En parallèle de la mise en scène décrite plus haut, Victoria fait également une traversée de l’art en dansant de tableaux en tableaux : elle passe par un cirque, un bal, un musée (dans lequel les œuvres tombent par terre), un cimetière (avec caveaux à colonnes et statues) et danse avec du papier imprimé.

Le plus important étant les techniques propres au cinéma utilisées dans la scène : superpositions de plans, glissements hallucinogènes (quand elle se regarde dans la vitrine), fondus enchaînés, apparitions dues au montage (les chaussons qui disparaissent de la vitrine et apparaissent à ses pieds). Ces techniques sont là pour nous rappeler, au cas où on l’aurait oublié, que l’on regarde Les Chaussons Rouges le film, pas le ballet. Les spectateurs dans le théâtre où joue Victoria ne peuvent pas voir cela, nous si. Avec un film, on peut faire encore plus de choses et on ne s’embarrasse pas de la réalité, de ce qui est possible ou pas.

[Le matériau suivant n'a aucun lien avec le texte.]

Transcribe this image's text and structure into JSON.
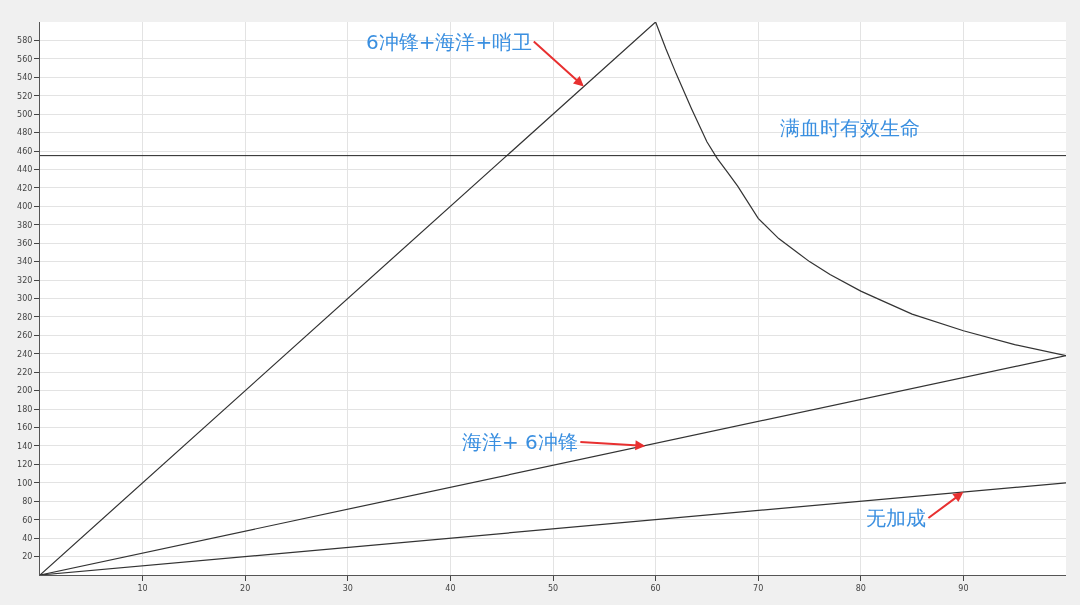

Ce film est une réflexion sur l’art, la vie et la douleur obligatoire entre les deux. La douleur des choix que l’on fait pour vivre et les sacrifices pour l’art, du corps et de l’esprit. Danser sur la pointe des pieds pour toujours serait aussi douloureux que de taper sur les touches d’un piano toute sa vie, de gratter les cordes d’une guitare à l’infini, ou de ne jamais s’arrêter d’écrire. Si l’on fait le choix de « faire de l’art », on s’y consacre corps et âme, ou pas du tout. Mais si l’on ne peut pas vivre sans danser, sans peindre ou sans écrire, que reste-t-il comme choix sinon mourir ? L’art mérite-t-il que l’on meurt pour lui?

Ces dilemmes impossibles sont classiques des films de Powell et Pressburger, dont les personnages sont toujours tiraillés entre l’ambition et l’amour et la vie et la mort. Michael Powell justifia l’immense succès des Chaussons Rouges par ceci : « Pendant dix ans on nous avait dit à tous d’aller mourir pour la liberté et la démocratie, et maintenant que la guerre était finie, Les Chaussons Rouges nous disait d’aller mourir pour l’art. »

Enfin, ce film rend l’art accessible à tous. Dans une salle, les bourgeois sont mêlés aux ouvriers. En payant un simple ticket de cinéma, on peut voir un vrai ballet sans passer par la case opéra / robe longue / costume trois pièces. Une révolution.

UNE citation : “- Why do you want to dance? – Why do you want to live?”  Boris Lermontov & Victoria Page

A savoir : Une version remastérisée du film par Martin Scorsese est sortie, en Blu-Ray et au cinéma, en 2010. Cette version a fait l’ouverture du festival de Cannes en 2009, quand Scorsese en était le président. | Si on compare Les Chaussons Rouges à Black Swan, je me fâche tout rouge.